Metropolitan News-Enterprise


Wednesday, November 13, 2019


Page 1


Court of Appeal:

Class Must Be Certified on Issue of Whether Hospital Is Entitled to Payment at Full Rates 

Patient Who Received Emergency Care After Agreeing to Pay Amounts Posted For Services Contends That Recovery Is Limited to Quantum Meruit


By a MetNews Staff Writer


An uninsured patient who received emergency treatment at a hospital after signing an agreement to pay the facility for services at the posted rates is entitled to have a class certified to litigate the issue of whether the admissions contract contains an “open price term” which would limit recovery to quantum meruit, Div. Seven of the Court of Appeal for this district held yesterday.

The plaintiff, Tony Sarun, was taken by ambulance to Northridge Hospital Medical Center after incurring injuries in a traffic accident. He was treated and was released about three or four hours later.

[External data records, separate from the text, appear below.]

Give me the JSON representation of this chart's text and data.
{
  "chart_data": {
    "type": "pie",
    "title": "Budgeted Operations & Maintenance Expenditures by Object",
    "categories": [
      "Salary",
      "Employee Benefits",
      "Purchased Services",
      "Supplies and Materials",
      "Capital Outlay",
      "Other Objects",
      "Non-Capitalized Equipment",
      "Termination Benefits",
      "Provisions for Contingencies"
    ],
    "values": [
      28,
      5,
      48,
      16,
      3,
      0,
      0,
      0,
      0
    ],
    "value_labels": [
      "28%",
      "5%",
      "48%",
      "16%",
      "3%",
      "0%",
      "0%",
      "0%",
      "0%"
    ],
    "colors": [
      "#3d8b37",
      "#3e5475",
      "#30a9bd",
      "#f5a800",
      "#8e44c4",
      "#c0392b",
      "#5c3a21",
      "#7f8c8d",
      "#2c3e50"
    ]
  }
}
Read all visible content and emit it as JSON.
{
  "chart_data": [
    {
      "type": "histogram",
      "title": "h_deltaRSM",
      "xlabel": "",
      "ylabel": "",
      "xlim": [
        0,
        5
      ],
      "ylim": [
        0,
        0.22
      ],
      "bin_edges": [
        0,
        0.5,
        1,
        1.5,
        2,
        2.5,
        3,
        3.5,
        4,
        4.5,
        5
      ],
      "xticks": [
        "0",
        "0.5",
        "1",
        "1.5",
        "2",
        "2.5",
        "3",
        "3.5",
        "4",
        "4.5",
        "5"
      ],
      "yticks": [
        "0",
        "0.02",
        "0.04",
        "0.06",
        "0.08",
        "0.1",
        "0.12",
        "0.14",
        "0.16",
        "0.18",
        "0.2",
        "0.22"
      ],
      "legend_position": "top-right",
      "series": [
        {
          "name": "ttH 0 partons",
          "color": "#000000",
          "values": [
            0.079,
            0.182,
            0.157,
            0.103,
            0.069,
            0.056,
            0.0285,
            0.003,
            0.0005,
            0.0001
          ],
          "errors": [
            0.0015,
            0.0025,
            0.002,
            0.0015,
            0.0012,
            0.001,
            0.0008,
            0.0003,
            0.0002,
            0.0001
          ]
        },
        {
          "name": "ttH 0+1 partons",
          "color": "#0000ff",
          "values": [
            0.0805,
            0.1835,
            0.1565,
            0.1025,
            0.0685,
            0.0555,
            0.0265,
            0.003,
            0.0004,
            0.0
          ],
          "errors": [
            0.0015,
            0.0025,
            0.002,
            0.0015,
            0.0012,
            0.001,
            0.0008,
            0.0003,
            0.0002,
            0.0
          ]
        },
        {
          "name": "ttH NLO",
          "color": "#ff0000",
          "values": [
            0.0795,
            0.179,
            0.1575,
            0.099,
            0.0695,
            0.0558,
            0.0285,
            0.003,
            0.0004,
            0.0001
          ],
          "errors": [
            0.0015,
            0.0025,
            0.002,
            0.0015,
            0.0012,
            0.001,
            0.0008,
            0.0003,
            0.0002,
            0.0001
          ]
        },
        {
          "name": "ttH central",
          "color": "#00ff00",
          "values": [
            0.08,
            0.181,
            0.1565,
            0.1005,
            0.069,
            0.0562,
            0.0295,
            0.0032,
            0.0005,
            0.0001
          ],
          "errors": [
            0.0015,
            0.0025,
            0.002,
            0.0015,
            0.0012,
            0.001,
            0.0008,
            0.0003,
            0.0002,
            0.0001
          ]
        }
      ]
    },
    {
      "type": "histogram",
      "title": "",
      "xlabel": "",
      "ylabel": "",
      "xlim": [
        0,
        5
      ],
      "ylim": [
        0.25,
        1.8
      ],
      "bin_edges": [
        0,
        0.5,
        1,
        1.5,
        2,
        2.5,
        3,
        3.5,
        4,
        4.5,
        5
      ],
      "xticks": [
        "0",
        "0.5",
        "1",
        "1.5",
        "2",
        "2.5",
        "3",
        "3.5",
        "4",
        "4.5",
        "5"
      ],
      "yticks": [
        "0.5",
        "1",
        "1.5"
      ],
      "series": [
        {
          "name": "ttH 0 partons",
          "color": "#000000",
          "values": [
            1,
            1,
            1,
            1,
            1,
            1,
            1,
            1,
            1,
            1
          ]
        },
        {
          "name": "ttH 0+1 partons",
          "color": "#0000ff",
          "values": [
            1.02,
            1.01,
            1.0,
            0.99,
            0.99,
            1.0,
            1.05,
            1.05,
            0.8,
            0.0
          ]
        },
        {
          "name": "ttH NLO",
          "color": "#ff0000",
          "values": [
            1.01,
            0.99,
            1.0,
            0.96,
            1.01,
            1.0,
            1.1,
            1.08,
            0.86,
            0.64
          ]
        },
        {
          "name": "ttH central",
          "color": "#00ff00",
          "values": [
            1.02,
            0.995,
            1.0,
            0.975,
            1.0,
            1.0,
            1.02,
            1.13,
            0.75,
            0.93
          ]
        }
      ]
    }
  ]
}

He was billed $23,487.90, which reflected charges, at posted rates, amounting to $31,359, minus a $7,871.10 “uninsured discount.” The admissions form he signed says: “Patients who do not have insurance must pay us for the services at our full charges, unless other discounts apply,” defining “full charges” as “the Hospital’s published rates (called the chargemaster), prior to any discounts or reductions.”

Civil Code §1611

Sarun sued Dignity Health, which then owned and operated the hospital, insisting the charges were “unfair, unconscionable and/or unreasonable.” He asserted that the admissions contract contains an “open price” term, limiting charges, under Civil Code §1611, to the reasonable value of the services. That section provides:

“When a contract does not determine the amount of the consideration, nor the method by which it is to be ascertained, or when it leaves the amount thereof to the discretion of an interested party, the consideration must be so much money as the object of the contract is reasonably worth.”

In 2014, the Court of Appeal held that Sarun had standing to sue under the Unfair Competition Law.

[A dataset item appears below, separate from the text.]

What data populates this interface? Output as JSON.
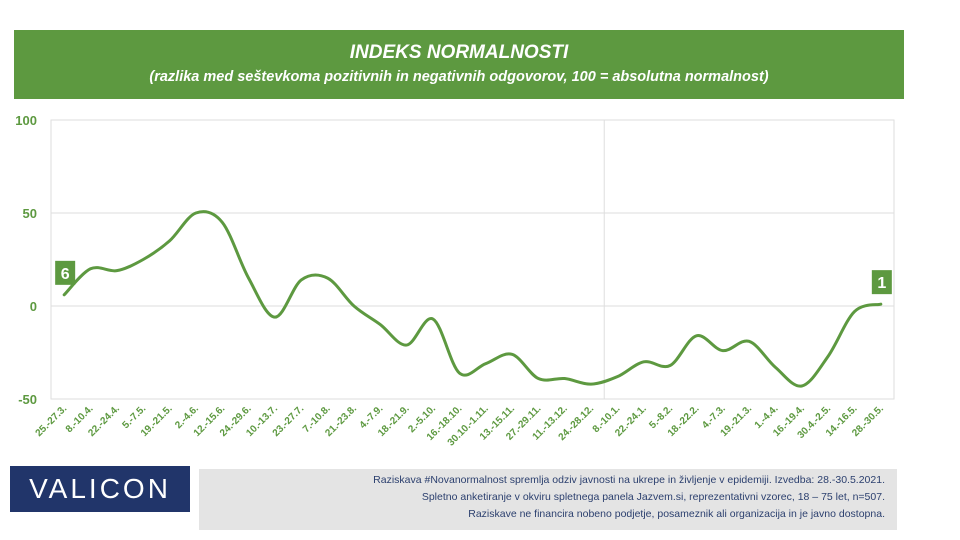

Sarun moved for class certification, defining the class as all persons who had received treatment at Northridge Hospital Medical Center during the defined class period and who were billed either at “chargemaster rates” or those rates minus an “uninsured discount.”

Judge Nelson’s Ruling

Los Angeles Superior Court Judge Maren E. Nelson denied certification. She reasoned that if she decided whether §1611 limits Dignity’s recovery to quantum meruit, there would have to follow an individual determination as to the reasonable value of the services as to each class member.

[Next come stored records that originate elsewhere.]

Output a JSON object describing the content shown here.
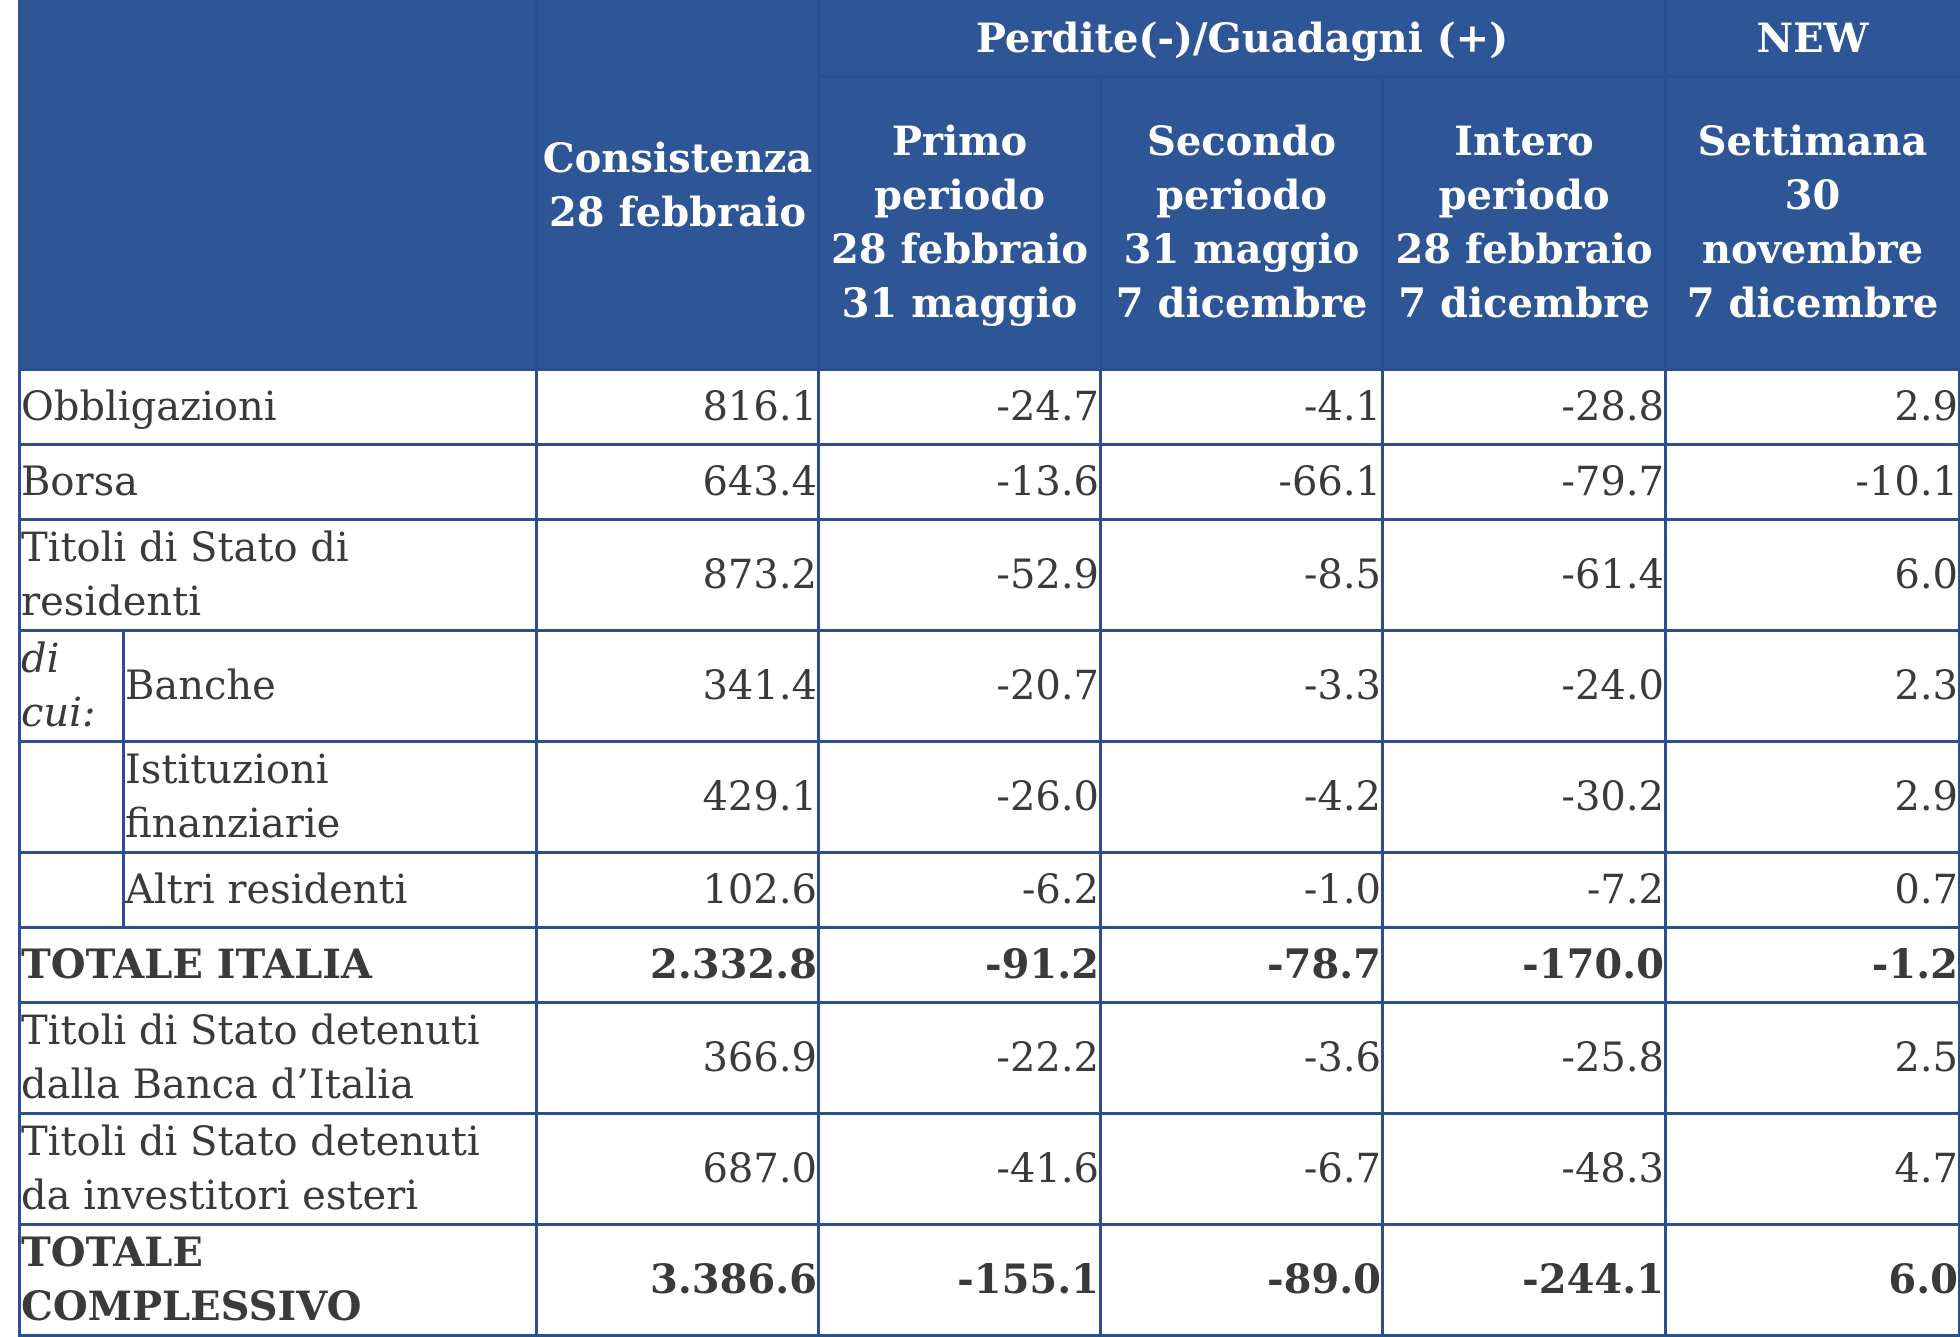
{
  "header": {
    "group_label": "Perdite(-)/Guadagni (+)",
    "new_label": "NEW",
    "col_consistenza": [
      "Consistenza",
      "28 febbraio"
    ],
    "col_primo": [
      "Primo",
      "periodo",
      "28 febbraio",
      "31 maggio"
    ],
    "col_secondo": [
      "Secondo",
      "periodo",
      "31 maggio",
      "7 dicembre"
    ],
    "col_intero": [
      "Intero",
      "periodo",
      "28 febbraio",
      "7 dicembre"
    ],
    "col_settimana": [
      "Settimana",
      "30",
      "novembre",
      "7 dicembre"
    ]
  },
  "rows": {
    "obbligazioni": {
      "label": "Obbligazioni",
      "values": [
        "816.1",
        "-24.7",
        "-4.1",
        "-28.8",
        "2.9"
      ]
    },
    "borsa": {
      "label": "Borsa",
      "values": [
        "643.4",
        "-13.6",
        "-66.1",
        "-79.7",
        "-10.1"
      ]
    },
    "titoli_residenti": {
      "label": [
        "Titoli di Stato di",
        "residenti"
      ],
      "values": [
        "873.2",
        "-52.9",
        "-8.5",
        "-61.4",
        "6.0"
      ]
    },
    "di_cui": [
      "di",
      "cui:"
    ],
    "banche": {
      "label": "Banche",
      "values": [
        "341.4",
        "-20.7",
        "-3.3",
        "-24.0",
        "2.3"
      ]
    },
    "istituzioni": {
      "label": "Istituzioni finanziarie",
      "values": [
        "429.1",
        "-26.0",
        "-4.2",
        "-30.2",
        "2.9"
      ]
    },
    "altri": {
      "label": "Altri residenti",
      "values": [
        "102.6",
        "-6.2",
        "-1.0",
        "-7.2",
        "0.7"
      ]
    },
    "totale_italia": {
      "label": "TOTALE ITALIA",
      "values": [
        "2.332.8",
        "-91.2",
        "-78.7",
        "-170.0",
        "-1.2"
      ]
    },
    "banca_italia": {
      "label": [
        "Titoli di Stato detenuti",
        "dalla Banca d’Italia"
      ],
      "values": [
        "366.9",
        "-22.2",
        "-3.6",
        "-25.8",
        "2.5"
      ]
    },
    "esteri": {
      "label": [
        "Titoli di Stato detenuti",
        "da investitori esteri"
      ],
      "values": [
        "687.0",
        "-41.6",
        "-6.7",
        "-48.3",
        "4.7"
      ]
    },
    "totale_complessivo": {
      "label": "TOTALE COMPLESSIVO",
      "values": [
        "3.386.6",
        "-155.1",
        "-89.0",
        "-244.1",
        "6.0"
      ]
    }
  }
}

Div. Seven yesterday reversed in an opinion by Presiding Justice Dennis Perluss. The jurist announced that the panel was exercising its “inherent authority” to redefine the issue by directing the Superior Court “to certify as a class issue whether Dignity Health’s admissions contract contains an open price term, so that patients within the class are obligated to pay no more than the reasonable value of the services provided.”

He said:

“[T]he trial court’s decision that common issues do not predominate with respect to Sarun’s request for certification of a class to pursue his cause of action for declaratory relief in its entirety is supported by substantial evidence….However, its implicit finding with respect to the limited issue class that the common issue of contract interpretation raised by Sarun is outweighed by individual questions of fact is not.”

Perluss went on to say:

“[A]lthough the trial court correctly observed that answering the open-price-term question would not fully resolve class members’ ultimate liability to Dignity Health, it erred in suggesting there was no utility in deciding this threshold issue. To the contrary, settling this issue could significantly expedite final determination of any outstanding billing disputes….If Sarun’s interpretation of the admissions contract is upheld, Dignity Health could not assert that uninsured patients are contractually bound to pay chargemaster rates less discounts without regard to whether those rates are reasonable. If it is rejected, as to all class members bound by the judgment Dignity Health need only defend the rates charged against the claim they are unconscionable, a quite different issue with a different party bearing the burden of proof.”

The case is Sarun v. Dignity Health, B288062

Las Vegas attorney Barry L. Kramer and Gretchen Carpenter of Manhattan Beach represented Sarun. Darius Ogloza and David Fortney of the San Francisco firm of Ogloza Fortney acted for Dignity.